I regolamenti penitenziari prevedono varie forme di riduzione di pena e di uscite anticipate, per esempio con l’affidamento in prova ai servizi socali. Tanto è vero che si pensava che uscisse già questa estate.

La Corte di Cassazione stabilì che Salvatore Langellotto entrò e si affermò nel mercato del calcestruzzo con l’appoggio del clan camorristico degli Esposito. L’imprenditore, allora 45 enne ,  era stato condannato in via definitiva a 4 anni e 6 mesi di reclusione per illecita concorrenza aggravata dal metodo mafioso e concorso esterno in associazione mafiosa.

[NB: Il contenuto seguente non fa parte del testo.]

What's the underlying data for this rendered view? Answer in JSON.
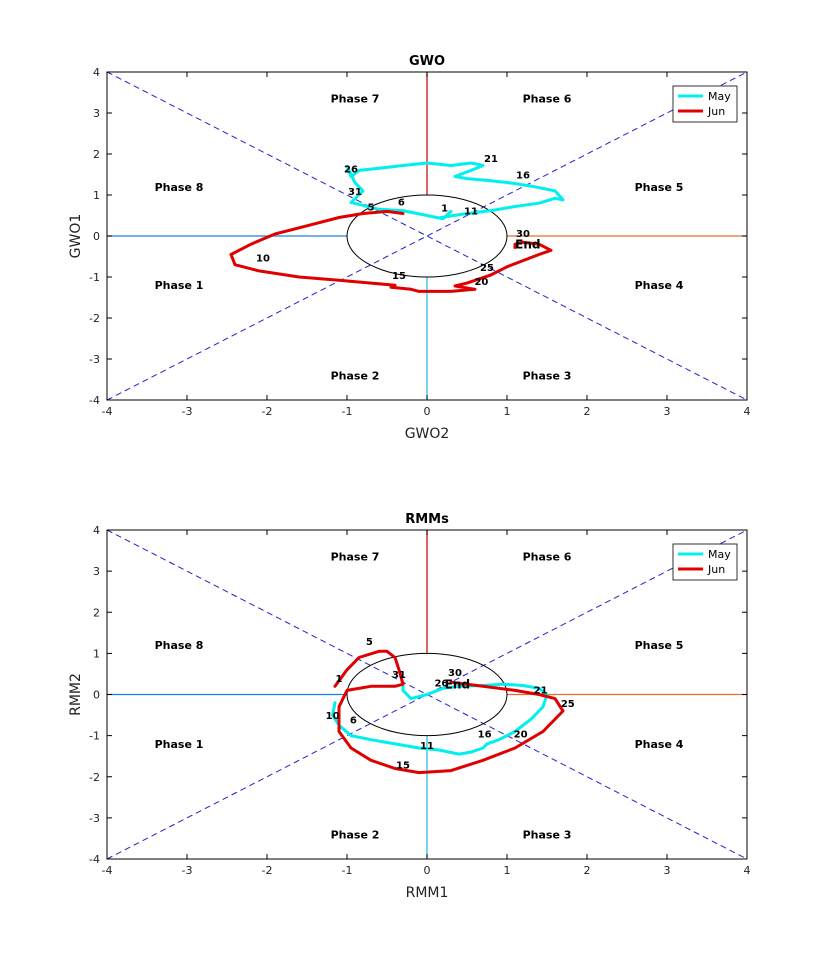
{
  "chart_data": [
    {
      "type": "line",
      "title": "GWO",
      "xlabel": "GWO2",
      "ylabel": "GWO1",
      "xlim": [
        -4,
        4
      ],
      "ylim": [
        -4,
        4
      ],
      "xticks": [
        "-4",
        "-3",
        "-2",
        "-1",
        "0",
        "1",
        "2",
        "3",
        "4"
      ],
      "yticks": [
        "4",
        "3",
        "2",
        "1",
        "0",
        "-1",
        "-2",
        "-3",
        "-4"
      ],
      "grid": false,
      "legend": "top-right",
      "phase_labels": [
        {
          "text": "Phase 7",
          "x": -0.9,
          "y": 3.35
        },
        {
          "text": "Phase 6",
          "x": 1.5,
          "y": 3.35
        },
        {
          "text": "Phase 8",
          "x": -3.1,
          "y": 1.2
        },
        {
          "text": "Phase 5",
          "x": 2.9,
          "y": 1.2
        },
        {
          "text": "Phase 1",
          "x": -3.1,
          "y": -1.2
        },
        {
          "text": "Phase 4",
          "x": 2.9,
          "y": -1.2
        },
        {
          "text": "Phase 2",
          "x": -0.9,
          "y": -3.4
        },
        {
          "text": "Phase 3",
          "x": 1.5,
          "y": -3.4
        }
      ],
      "series": [
        {
          "name": "May",
          "color": "#00f0f0",
          "x": [
            0.17,
            0.5,
            0.8,
            1.1,
            1.4,
            1.6,
            1.7,
            1.6,
            1.35,
            1.1,
            0.8,
            0.5,
            0.35,
            0.55,
            0.7,
            0.55,
            0.3,
            0.0,
            -0.3,
            -0.6,
            -0.85,
            -0.95,
            -1.0,
            -0.9,
            -0.8,
            -0.95,
            -0.6,
            -0.3,
            0.0,
            0.2,
            0.3
          ],
          "y": [
            0.45,
            0.55,
            0.62,
            0.72,
            0.8,
            0.92,
            0.88,
            1.1,
            1.2,
            1.28,
            1.35,
            1.4,
            1.45,
            1.6,
            1.72,
            1.78,
            1.72,
            1.78,
            1.72,
            1.65,
            1.6,
            1.45,
            1.7,
            1.3,
            1.1,
            0.82,
            0.65,
            0.62,
            0.5,
            0.42,
            0.6
          ]
        },
        {
          "name": "Jun",
          "color": "#e00000",
          "x": [
            -0.3,
            -0.5,
            -0.8,
            -1.1,
            -1.5,
            -1.9,
            -2.2,
            -2.45,
            -2.4,
            -2.1,
            -1.6,
            -1.1,
            -0.7,
            -0.4,
            -0.45,
            -0.2,
            -0.1,
            0.3,
            0.6,
            0.35,
            0.5,
            0.8,
            1.0,
            1.2,
            1.4,
            1.55,
            1.4,
            1.2,
            1.1,
            1.1
          ],
          "y": [
            0.55,
            0.6,
            0.55,
            0.45,
            0.25,
            0.05,
            -0.2,
            -0.45,
            -0.7,
            -0.85,
            -1.0,
            -1.08,
            -1.15,
            -1.2,
            -1.25,
            -1.3,
            -1.35,
            -1.35,
            -1.3,
            -1.22,
            -1.15,
            -0.95,
            -0.75,
            -0.6,
            -0.45,
            -0.35,
            -0.2,
            -0.15,
            -0.2,
            -0.28
          ]
        }
      ],
      "day_labels": [
        {
          "text": "1",
          "x": 0.22,
          "y": 0.6
        },
        {
          "text": "11",
          "x": 0.55,
          "y": 0.52
        },
        {
          "text": "16",
          "x": 1.2,
          "y": 1.4
        },
        {
          "text": "21",
          "x": 0.8,
          "y": 1.8
        },
        {
          "text": "26",
          "x": -0.95,
          "y": 1.55
        },
        {
          "text": "31",
          "x": -0.9,
          "y": 1.0
        },
        {
          "text": "5",
          "x": -0.7,
          "y": 0.62
        },
        {
          "text": "6",
          "x": -0.32,
          "y": 0.75
        },
        {
          "text": "10",
          "x": -2.05,
          "y": -0.62
        },
        {
          "text": "15",
          "x": -0.35,
          "y": -1.05
        },
        {
          "text": "20",
          "x": 0.68,
          "y": -1.2
        },
        {
          "text": "25",
          "x": 0.75,
          "y": -0.85
        },
        {
          "text": "30",
          "x": 1.2,
          "y": -0.02
        },
        {
          "text": "End",
          "x": 1.26,
          "y": -0.3
        }
      ]
    },
    {
      "type": "line",
      "title": "RMMs",
      "xlabel": "RMM1",
      "ylabel": "RMM2",
      "xlim": [
        -4,
        4
      ],
      "ylim": [
        -4,
        4
      ],
      "xticks": [
        "-4",
        "-3",
        "-2",
        "-1",
        "0",
        "1",
        "2",
        "3",
        "4"
      ],
      "yticks": [
        "4",
        "3",
        "2",
        "1",
        "0",
        "-1",
        "-2",
        "-3",
        "-4"
      ],
      "grid": false,
      "legend": "top-right",
      "phase_labels": [
        {
          "text": "Phase 7",
          "x": -0.9,
          "y": 3.35
        },
        {
          "text": "Phase 6",
          "x": 1.5,
          "y": 3.35
        },
        {
          "text": "Phase 8",
          "x": -3.1,
          "y": 1.2
        },
        {
          "text": "Phase 5",
          "x": 2.9,
          "y": 1.2
        },
        {
          "text": "Phase 1",
          "x": -3.1,
          "y": -1.2
        },
        {
          "text": "Phase 4",
          "x": 2.9,
          "y": -1.2
        },
        {
          "text": "Phase 2",
          "x": -0.9,
          "y": -3.4
        },
        {
          "text": "Phase 3",
          "x": 1.5,
          "y": -3.4
        }
      ],
      "series": [
        {
          "name": "May",
          "color": "#00f0f0",
          "x": [
            -1.15,
            -1.18,
            -1.1,
            -0.95,
            -0.7,
            -0.4,
            -0.1,
            0.15,
            0.4,
            0.55,
            0.7,
            0.75,
            0.9,
            1.1,
            1.3,
            1.45,
            1.5,
            1.4,
            1.2,
            0.95,
            0.7,
            0.4,
            0.2,
            0.0,
            -0.2,
            -0.3,
            -0.3
          ],
          "y": [
            -0.2,
            -0.5,
            -0.75,
            -1.0,
            -1.1,
            -1.2,
            -1.3,
            -1.35,
            -1.45,
            -1.4,
            -1.3,
            -1.2,
            -1.1,
            -0.9,
            -0.6,
            -0.3,
            0.0,
            0.15,
            0.22,
            0.25,
            0.22,
            0.2,
            0.15,
            0.0,
            -0.1,
            0.1,
            0.25
          ]
        },
        {
          "name": "Jun",
          "color": "#e00000",
          "x": [
            -1.15,
            -1.0,
            -0.85,
            -0.6,
            -0.5,
            -0.4,
            -0.35,
            -0.3,
            -0.4,
            -0.7,
            -1.0,
            -1.1,
            -1.1,
            -0.95,
            -0.7,
            -0.4,
            -0.1,
            0.3,
            0.7,
            1.1,
            1.45,
            1.7,
            1.6,
            1.4,
            1.1,
            0.7,
            0.3
          ],
          "y": [
            0.2,
            0.6,
            0.9,
            1.05,
            1.05,
            0.9,
            0.6,
            0.25,
            0.2,
            0.2,
            0.1,
            -0.3,
            -0.9,
            -1.3,
            -1.6,
            -1.8,
            -1.9,
            -1.85,
            -1.6,
            -1.3,
            -0.9,
            -0.4,
            -0.1,
            0.0,
            0.1,
            0.2,
            0.3
          ]
        }
      ],
      "day_labels": [
        {
          "text": "1",
          "x": -1.1,
          "y": 0.3
        },
        {
          "text": "5",
          "x": -0.72,
          "y": 1.2
        },
        {
          "text": "31",
          "x": -0.35,
          "y": 0.4
        },
        {
          "text": "6",
          "x": -0.92,
          "y": -0.7
        },
        {
          "text": "10",
          "x": -1.18,
          "y": -0.6
        },
        {
          "text": "11",
          "x": 0.0,
          "y": -1.32
        },
        {
          "text": "15",
          "x": -0.3,
          "y": -1.8
        },
        {
          "text": "16",
          "x": 0.72,
          "y": -1.05
        },
        {
          "text": "20",
          "x": 1.17,
          "y": -1.05
        },
        {
          "text": "21",
          "x": 1.42,
          "y": 0.02
        },
        {
          "text": "25",
          "x": 1.76,
          "y": -0.3
        },
        {
          "text": "26",
          "x": 0.18,
          "y": 0.2
        },
        {
          "text": "30",
          "x": 0.35,
          "y": 0.45
        },
        {
          "text": "End",
          "x": 0.38,
          "y": 0.15
        }
      ]
    }
  ],
  "colors": {
    "may": "#00f0f0",
    "jun": "#e00000",
    "divider_dashed": "#2222cc",
    "axis_left": "#1a80e0",
    "axis_right": "#e07030",
    "axis_top": "#cc1111",
    "axis_bottom": "#33bbee"
  }
}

Secondo i giudici Langellotto, originario di Castellammare di Stabia ma residente a Sant’Agnello e  titolare di un’impresa di costruzioni con sede a Piano di Sorrento, quando decide di ampliare il proprio giro di affari nel mercato del cemento si rivolge al clan Esposito di Santa Maria la Carità. I camorristi obbligano tre imprenditori dell’area stabiese, attivi nel settore dell’edilizia privata, ad acquistare cemento esclusivamente da Langellotto. In cambio, sempre secondo la ricostruzione ipotizzata dalla Procura generale e confermata dalla Cassazione, l’imprenditore versa al clan una cifra pari al 2-3 per cento del valore delle forniture.

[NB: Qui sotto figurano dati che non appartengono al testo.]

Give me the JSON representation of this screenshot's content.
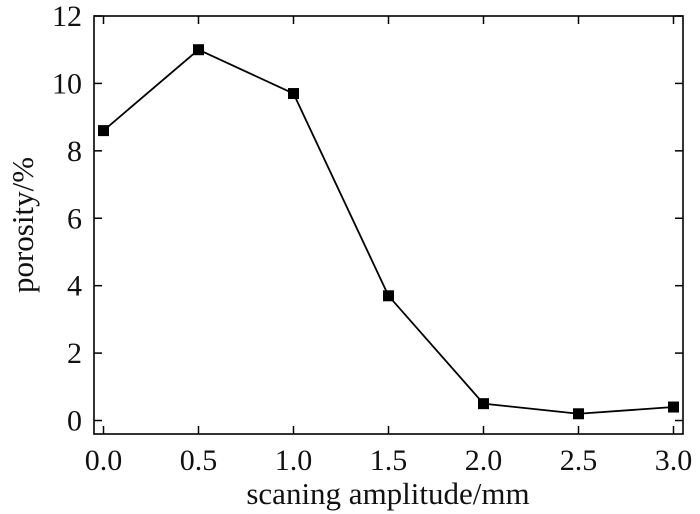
{
  "chart_data": {
    "type": "line",
    "xlabel": "scaning amplitude/mm",
    "ylabel": "porosity/%",
    "x": [
      0.0,
      0.5,
      1.0,
      1.5,
      2.0,
      2.5,
      3.0
    ],
    "series": [
      {
        "values": [
          8.6,
          11.0,
          9.7,
          3.7,
          0.5,
          0.2,
          0.4
        ],
        "marker": "square"
      }
    ],
    "xlim": [
      -0.05,
      3.05
    ],
    "ylim": [
      -0.4,
      12
    ],
    "xticks": [
      0.0,
      0.5,
      1.0,
      1.5,
      2.0,
      2.5,
      3.0
    ],
    "xtick_labels": [
      "0.0",
      "0.5",
      "1.0",
      "1.5",
      "2.0",
      "2.5",
      "3.0"
    ],
    "yticks": [
      0,
      2,
      4,
      6,
      8,
      10,
      12
    ],
    "ytick_labels": [
      "0",
      "2",
      "4",
      "6",
      "8",
      "10",
      "12"
    ],
    "grid": false,
    "colors": {
      "line": "#000000",
      "marker": "#000000",
      "axis": "#000000"
    }
  }
}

Langellotto è sempre stato in contatto col mondo politico e commerciale della Penisola Sorrentina ed ha operato nel settore delle costruzioni e dei parcheggi .

C’è chi dice di averlo visto in libertà per aver finito la pena in carcere,  ma ci viene riferito anche che è stato qui in permesso. Lo stato di libero è coerente con le normative vigenti, che prevedono l’effettiva permanenza in carcere in genere di nove mesi ogni dodici e altre agevolazioni, a meno di comportamenti non regolamentari e altre pene.